I can't agree with the trendy advice that you just talk your piece out loud and then clean up the AI-generated transcript. I wrote my book on the Liberal Arts* based on transcripts of audio lectures, and it was an utterly miserable experience that took twice as long as writing it from the original lecture notes would have. There is just too much of a difference in style between effective unscripted speech and good writing.

This may seem paradoxical, because writing for oral delivery is very often significantly better than writing only intended for silent reading, but it turns out that speech converted to writing often turns out to be alternately too fragmentary and too tangled.
* How to Learn How to Think: What the Liberal Arts are Good For, Anyway? Out next month from Signum University Press.

Saint Croix said...

Twain is a savage literary critic! His massacre of Cooper is hilarious. Maybe the funniest thing I’ve read from him.

Anthony said...

Big Mike said...
When I was young the first volume of Don Knuth’s The Art of Computer Programming, and I was so taken with his writing style that I consciously set out to imitate it. . .
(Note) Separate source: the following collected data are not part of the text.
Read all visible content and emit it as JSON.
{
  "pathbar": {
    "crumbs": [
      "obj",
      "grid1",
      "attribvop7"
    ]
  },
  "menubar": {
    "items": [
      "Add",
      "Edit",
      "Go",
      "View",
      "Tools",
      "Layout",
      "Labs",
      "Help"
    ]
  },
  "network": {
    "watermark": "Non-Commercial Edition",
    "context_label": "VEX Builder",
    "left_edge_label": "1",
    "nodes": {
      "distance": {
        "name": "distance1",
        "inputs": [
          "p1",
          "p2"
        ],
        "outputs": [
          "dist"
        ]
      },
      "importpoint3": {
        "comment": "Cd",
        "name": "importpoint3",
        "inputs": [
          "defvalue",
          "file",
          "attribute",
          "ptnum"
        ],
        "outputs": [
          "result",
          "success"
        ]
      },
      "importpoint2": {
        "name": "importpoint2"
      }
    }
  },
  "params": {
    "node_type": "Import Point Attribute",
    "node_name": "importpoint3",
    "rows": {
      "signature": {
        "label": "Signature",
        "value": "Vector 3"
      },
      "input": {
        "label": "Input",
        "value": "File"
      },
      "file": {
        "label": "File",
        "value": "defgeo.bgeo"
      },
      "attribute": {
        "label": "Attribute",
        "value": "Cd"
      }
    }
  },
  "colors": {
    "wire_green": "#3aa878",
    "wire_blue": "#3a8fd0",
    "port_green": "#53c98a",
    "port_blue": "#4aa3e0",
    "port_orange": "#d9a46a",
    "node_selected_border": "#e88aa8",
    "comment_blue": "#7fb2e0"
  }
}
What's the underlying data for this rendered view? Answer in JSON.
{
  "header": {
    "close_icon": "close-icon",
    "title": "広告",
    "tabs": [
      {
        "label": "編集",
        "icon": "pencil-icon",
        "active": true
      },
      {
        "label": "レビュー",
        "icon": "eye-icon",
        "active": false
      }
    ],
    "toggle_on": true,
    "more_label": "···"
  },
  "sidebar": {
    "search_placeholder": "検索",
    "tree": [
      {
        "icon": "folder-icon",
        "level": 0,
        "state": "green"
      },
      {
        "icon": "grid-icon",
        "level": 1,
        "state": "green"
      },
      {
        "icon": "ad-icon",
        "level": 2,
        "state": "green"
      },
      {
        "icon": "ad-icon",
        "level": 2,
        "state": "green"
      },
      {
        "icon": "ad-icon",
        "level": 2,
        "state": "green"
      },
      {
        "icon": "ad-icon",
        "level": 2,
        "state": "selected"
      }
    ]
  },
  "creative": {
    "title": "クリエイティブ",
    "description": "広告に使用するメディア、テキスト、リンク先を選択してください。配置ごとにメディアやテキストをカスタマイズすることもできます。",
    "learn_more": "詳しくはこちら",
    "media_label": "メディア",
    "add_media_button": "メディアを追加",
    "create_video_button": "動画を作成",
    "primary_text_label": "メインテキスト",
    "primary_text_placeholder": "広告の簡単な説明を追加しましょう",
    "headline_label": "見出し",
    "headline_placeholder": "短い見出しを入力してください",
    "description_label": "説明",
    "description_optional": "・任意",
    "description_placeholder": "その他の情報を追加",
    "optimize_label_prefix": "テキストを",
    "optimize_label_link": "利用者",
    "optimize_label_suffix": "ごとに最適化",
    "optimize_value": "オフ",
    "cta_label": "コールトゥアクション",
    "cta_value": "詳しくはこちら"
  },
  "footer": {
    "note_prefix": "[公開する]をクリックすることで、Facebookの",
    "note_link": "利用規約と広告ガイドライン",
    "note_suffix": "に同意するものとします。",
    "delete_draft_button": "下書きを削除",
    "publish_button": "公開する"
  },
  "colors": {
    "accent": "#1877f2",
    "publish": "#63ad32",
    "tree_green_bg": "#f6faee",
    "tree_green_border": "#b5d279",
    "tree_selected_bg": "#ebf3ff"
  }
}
I partied with his daughter a couple times back in the late '80s.

I learned to write well from my first prof in grad school. He was a brutal editor. His writing seemed very opaque at first, but then I realized that he didn't waste a single word. Compared to other scholars of the time (archaeology) he could say in a few sentences what others would vomit around for two or three paragraphs.

Hence, when I write a journal article or report I'm constantly stopping in the middle of a sentence and thinking "What exactly am I trying to say here?" and imagining Dr. Dunnell looking over my shoulder, ready to strike with his red pen.

Fred Drinkwater said...

I have Knuth's first three volumes (I mean, who doesn't), and used them extensively back in the day.

But let me recommend the volume he (and many others) produced during his Summer Vacation at Adobe, "3:16 / Bible Texts Illuminated".

RoseAnne said...

I also wanted to recommend Stephen Kings "On Writing". Unlike much of his writing, it is fairly short and concise. I have only read a couple of his books and don't count myself as a fan, but I liked this one. I also appreciate the nod to "Bird by Bird." I had forgotten that book. It's snowing again today - I may have to pull them out for a reread this month.

One writing exercise I have enjoyed: pick a topic and a word count. Write your article. Then, if it was 300 words, write the same article but in 150 words making sure not to lose the essential elements. Then try if but in 75 words. Heard it in a video class but not by the person who developed it so I don't know who to credit.